JE BAIGNE MON BEAU-PÈRE PARALYSÉ DERRIÈRE LE DOS DE MON MARI… MAIS QUAND JE DÉCOUVRE UNE MARQUE SUR SON CORPS, JE TOMBE À GENOUX EN RÉALISANT LE SECRET DE MON PASSÉ
JE BAIGNE MON BEAU-PÈRE PARALYSÉ… MAIS UNE MARQUE SUR SON CORPS RÉVEILLE LE SECRET DE MON PASSÉ
Lucía était une épouse aimante et dévouée de Daniel Herrera.

Ils vivaient dans une maison élégante à Querétaro avec le père de Daniel : Don Rafael Herrera, un vieil homme paralysé à la suite d’un AVC.
Il ne pouvait ni parler ni bouger. Il ne pouvait que regarder… et respirer.
Avant leur mariage, Daniel avait été très clair : — Lucía… je t’aime plus que tout. Mais tu dois me promettre une chose :
Ne jamais entrer dans la chambre de mon père quand je ne suis pas là. Ne jamais essayer de le laver ou de le changer. C’est le rôle de l’infirmier privé.
Mon père ne supporte pas que quelqu’un le voie vulnérable. Lucía fut surprise. — Mais je suis sa belle-fille… je veux l’aider…
— Non, répondit Daniel avec fermeté. Respecte-le. Si tu romps cette promesse… notre famille pourrait se briser.

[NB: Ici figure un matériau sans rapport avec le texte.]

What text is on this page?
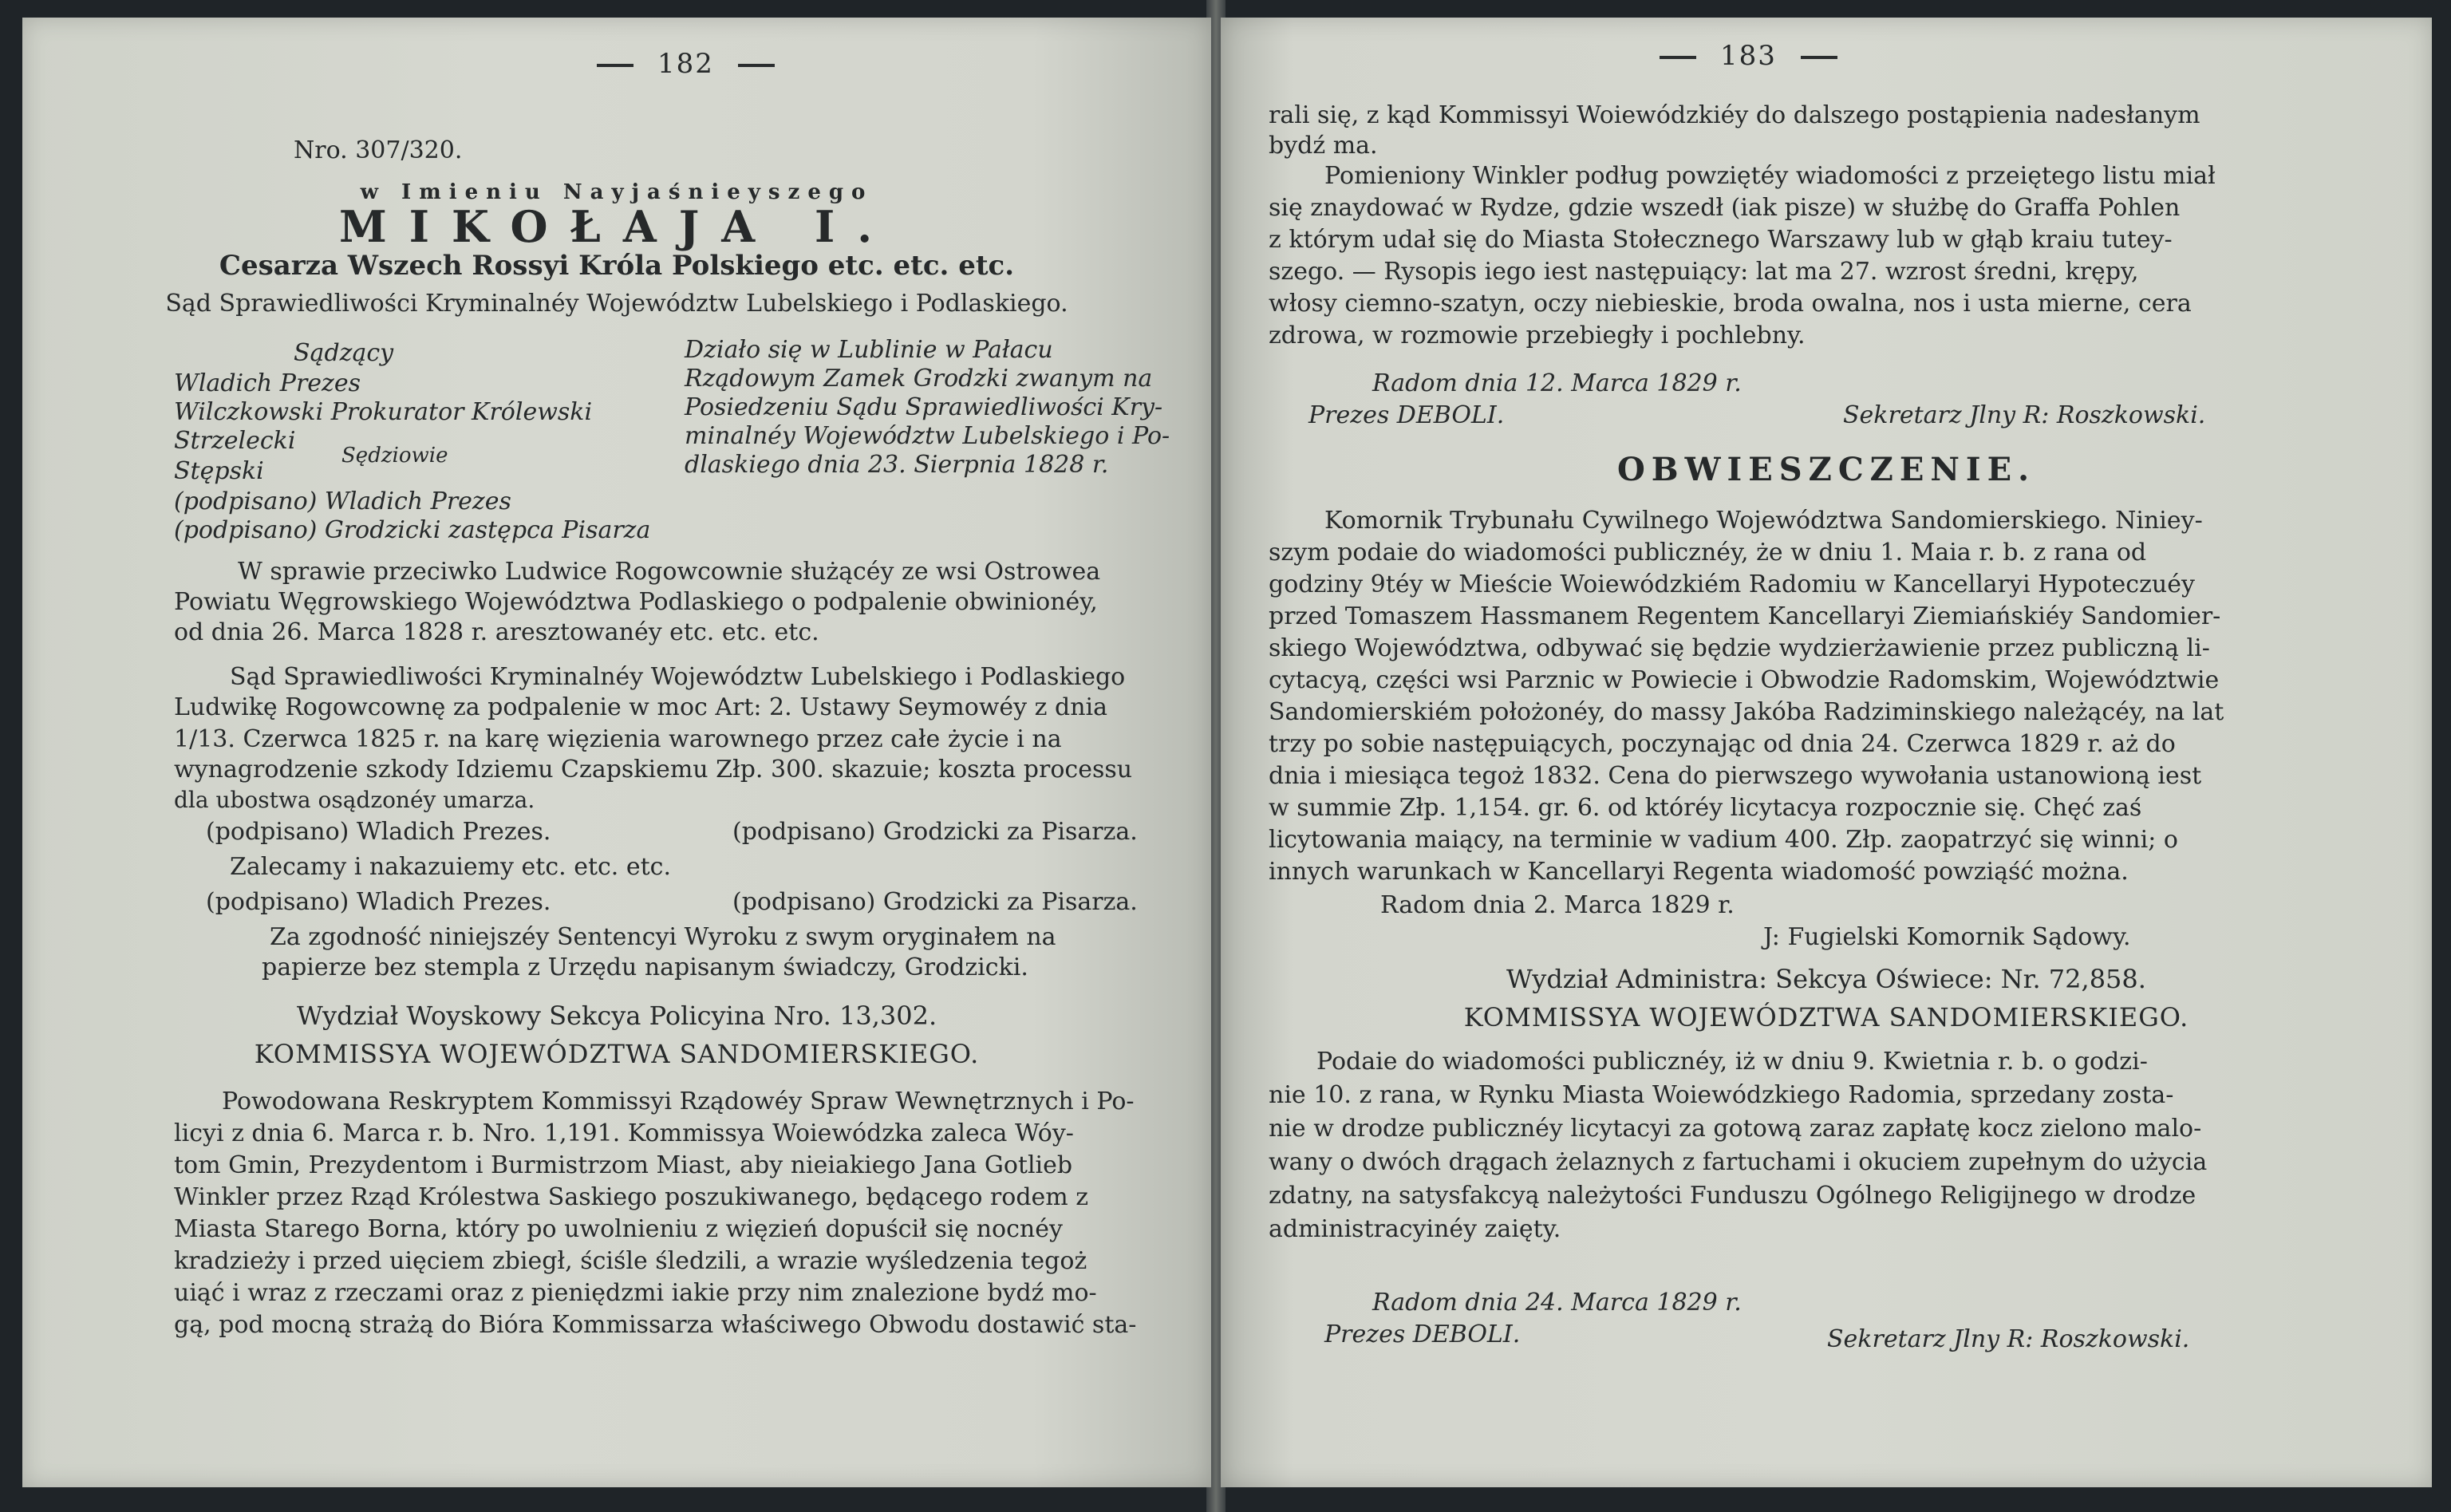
182
Nro. 307/320.
w Imieniu Nayjaśnieyszego
MIKOŁAJA I.
Cesarza Wszech Rossyi Króla Polskiego etc. etc. etc.
Sąd Sprawiedliwości Kryminalnéy Województw Lubelskiego i Podlaskiego.
Sądzący
Wladich Prezes
Wilczkowski Prokurator Królewski
Strzelecki
Stępski
Sędziowie
(podpisano) Wladich Prezes
(podpisano) Grodzicki zastępca Pisarza
Działo się w Lublinie w Pałacu
Rządowym Zamek Grodzki zwanym na
Posiedzeniu Sądu Sprawiedliwości Kry-
minalnéy Województw Lubelskiego i Po-
dlaskiego dnia 23. Sierpnia 1828 r.
W sprawie przeciwko Ludwice Rogowcownie służącéy ze wsi Ostrowea
Powiatu Węgrowskiego Województwa Podlaskiego o podpalenie obwinionéy,
od dnia 26. Marca 1828 r. aresztowanéy etc. etc. etc.
Sąd Sprawiedliwości Kryminalnéy Województw Lubelskiego i Podlaskiego
Ludwikę Rogowcownę za podpalenie w moc Art: 2. Ustawy Seymowéy z dnia
1/13. Czerwca 1825 r. na karę więzienia warownego przez całe życie i na
wynagrodzenie szkody Idziemu Czapskiemu Złp. 300. skazuie; koszta processu
dla ubostwa osądzonéy umarza.
(podpisano) Wladich Prezes.	(podpisano) Grodzicki za Pisarza.
Zalecamy i nakazuiemy etc. etc. etc.
(podpisano) Wladich Prezes.	(podpisano) Grodzicki za Pisarza.
Za zgodność niniejszéy Sentencyi Wyroku z swym oryginałem na
papierze bez stempla z Urzędu napisanym świadczy, Grodzicki.
Wydział Woyskowy Sekcya Policyina Nro. 13,302.
KOMMISSYA WOJEWÓDZTWA SANDOMIERSKIEGO.
Powodowana Reskryptem Kommissyi Rządowéy Spraw Wewnętrznych i Po-
licyi z dnia 6. Marca r. b. Nro. 1,191. Kommissya Woiewódzka zaleca Wóy-
tom Gmin, Prezydentom i Burmistrzom Miast, aby nieiakiego Jana Gotlieb
Winkler przez Rząd Królestwa Saskiego poszukiwanego, będącego rodem z
Miasta Starego Borna, który po uwolnieniu z więzień dopuścił się nocnéy
kradzieży i przed uięciem zbiegł, ściśle śledzili, a wrazie wyśledzenia tegoż
uiąć i wraz z rzeczami oraz z pieniędzmi iakie przy nim znalezione bydź mo-
gą, pod mocną strażą do Bióra Kommissarza właściwego Obwodu dostawić sta-
183
rali się, z kąd Kommissyi Woiewódzkiéy do dalszego postąpienia nadesłanym
bydź ma.
Pomieniony Winkler podług powziętéy wiadomości z przeiętego listu miał
się znaydować w Rydze, gdzie wszedł (iak pisze) w służbę do Graffa Pohlen
z którym udał się do Miasta Stołecznego Warszawy lub w głąb kraiu tutey-
szego. — Rysopis iego iest następuiący: lat ma 27. wzrost średni, krępy,
włosy ciemno-szatyn, oczy niebieskie, broda owalna, nos i usta mierne, cera
zdrowa, w rozmowie przebiegły i pochlebny.
Radom dnia 12. Marca 1829 r.
Prezes DEBOLI.	Sekretarz Jlny R: Roszkowski.
OBWIESZCZENIE.
Komornik Trybunału Cywilnego Województwa Sandomierskiego. Niniey-
szym podaie do wiadomości publicznéy, że w dniu 1. Maia r. b. z rana od
godziny 9téy w Mieście Woiewódzkiém Radomiu w Kancellaryi Hypoteczuéy
przed Tomaszem Hassmanem Regentem Kancellaryi Ziemiańskiéy Sandomier-
skiego Województwa, odbywać się będzie wydzierżawienie przez publiczną li-
cytacyą, części wsi Parznic w Powiecie i Obwodzie Radomskim, Województwie
Sandomierskiém położonéy, do massy Jakóba Radziminskiego należącéy, na lat
trzy po sobie następuiących, poczynając od dnia 24. Czerwca 1829 r. aż do
dnia i miesiąca tegoż 1832. Cena do pierwszego wywołania ustanowioną iest
w summie Złp. 1,154. gr. 6. od któréy licytacya rozpocznie się. Chęć zaś
licytowania maiący, na terminie w vadium 400. Złp. zaopatrzyć się winni; o
innych warunkach w Kancellaryi Regenta wiadomość powziąść można.
Radom dnia 2. Marca 1829 r.
J: Fugielski Komornik Sądowy.
Wydział Administra: Sekcya Oświece: Nr. 72,858.
KOMMISSYA WOJEWÓDZTWA SANDOMIERSKIEGO.
Podaie do wiadomości publicznéy, iż w dniu 9. Kwietnia r. b. o godzi-
nie 10. z rana, w Rynku Miasta Woiewódzkiego Radomia, sprzedany zosta-
nie w drodze publicznéy licytacyi za gotową zaraz zapłatę kocz zielono malo-
wany o dwóch drągach żelaznych z fartuchami i okuciem zupełnym do użycia
zdatny, na satysfakcyą należytości Funduszu Ogólnego Religijnego w drodze
administracyinéy zaięty.
Radom dnia 24. Marca 1829 r.
Prezes DEBOLI.	Sekretarz Jlny R: Roszkowski.
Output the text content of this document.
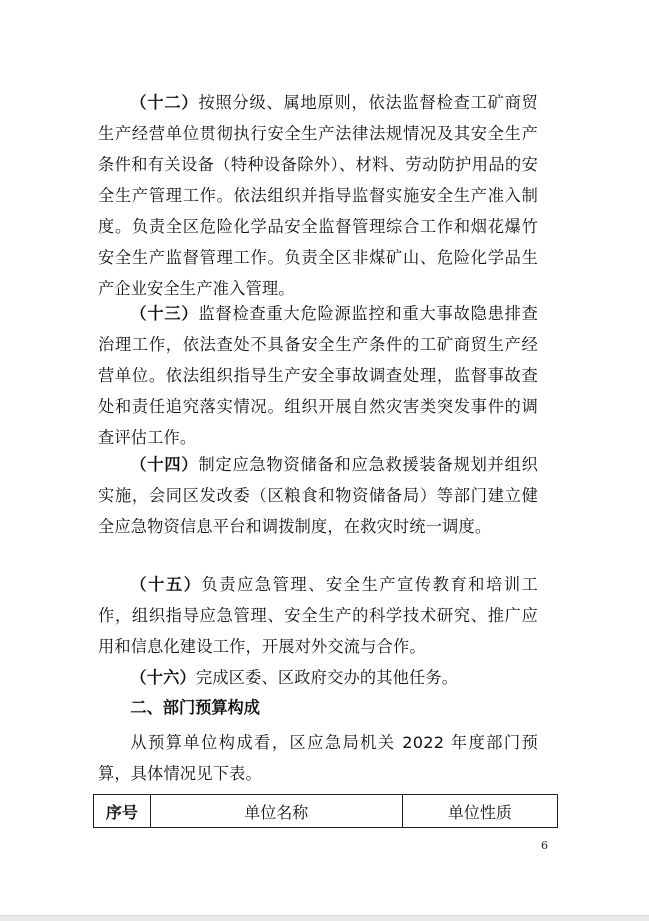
（十二）按照分级、属地原则，依法监督检查工矿商贸生产经营单位贯彻执行安全生产法律法规情况及其安全生产条件和有关设备（特种设备除外）、材料、劳动防护用品的安全生产管理工作。依法组织并指导监督实施安全生产准入制度。负责全区危险化学品安全监督管理综合工作和烟花爆竹安全生产监督管理工作。负责全区非煤矿山、危险化学品生产企业安全生产准入管理。

（十三）监督检查重大危险源监控和重大事故隐患排查治理工作，依法查处不具备安全生产条件的工矿商贸生产经营单位。依法组织指导生产安全事故调查处理，监督事故查处和责任追究落实情况。组织开展自然灾害类突发事件的调查评估工作。

（十四）制定应急物资储备和应急救援装备规划并组织实施，会同区发改委（区粮食和物资储备局）等部门建立健全应急物资信息平台和调拨制度，在救灾时统一调度。

（十五）负责应急管理、安全生产宣传教育和培训工作，组织指导应急管理、安全生产的科学技术研究、推广应用和信息化建设工作，开展对外交流与合作。

（十六）完成区委、区政府交办的其他任务。

二、部门预算构成

从预算单位构成看，区应急局机关 2022 年度部门预算，具体情况见下表。

序号	单位名称	单位性质
6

Par amour, Lucía obéit. Pendant deux ans, elle n’ouvrit jamais cette porte. Enrique, l’infirmier de confiance, s’occupait toujours de Don Rafael.
Jusqu’au jour où Daniel dut partir trois jours à Monterrey pour affaires. Le deuxième jour, Lucía reçut un message :
« Madame Lucía, je suis désolé… j’ai eu un accident de moto et je suis à l’hôpital. Je ne pourrai pas venir aujourd’hui ni demain pour m’occuper de Don Rafael. »
Le cœur de Lucía se figea. Elle courut vers la chambre de son beau-père.
Dès qu’elle ouvrit la porte, l’odeur la frappa. Don Rafael était sale, mal à l’aise et visiblement souffrant. Ses yeux la suppliaient du regard.

— Mon Dieu… murmura Lucía, les larmes aux yeux. Je ne peux pas le laisser ainsi… Bien qu’elle sache que Daniel serait furieux, elle décida d’agir avec son cœur.
Elle prépara de l’eau tiède, des serviettes propres et des vêtements frais.
Elle s’approcha doucement de l’homme âgé. — Ne vous inquiétez pas, monsieur… je suis là. Personne ne devrait traverser cela seul.
Ses mains tremblantes commencèrent à l’aider. Elle le lava avec soin, respect et tendresse.
Mais lorsqu’elle commença à retirer sa chemise pour nettoyer son dos… Lucía se figea. Le monde sembla s’arrêter.
Car sur l’épaule de Don Rafael… parmi les cicatrices profondes… il y avait quelque chose qu’elle n’oublierait jamais.
Un tatouage. Un aigle tenant une rose. Son corps se mit à trembler.
Ce tatouage vivait dans sa mémoire depuis l’âge de sept ans. FLASHBACK – IL Y A 20 ANS
L’orphelinat où vivait Lucía était en flammes. Des cris. De la fumée. Des flammes partout.
La petite Lucía était piégée. — Au secours ! S’il vous plaît !
Soudain, un homme surgit à travers les flammes. Elle ne le connaissait pas.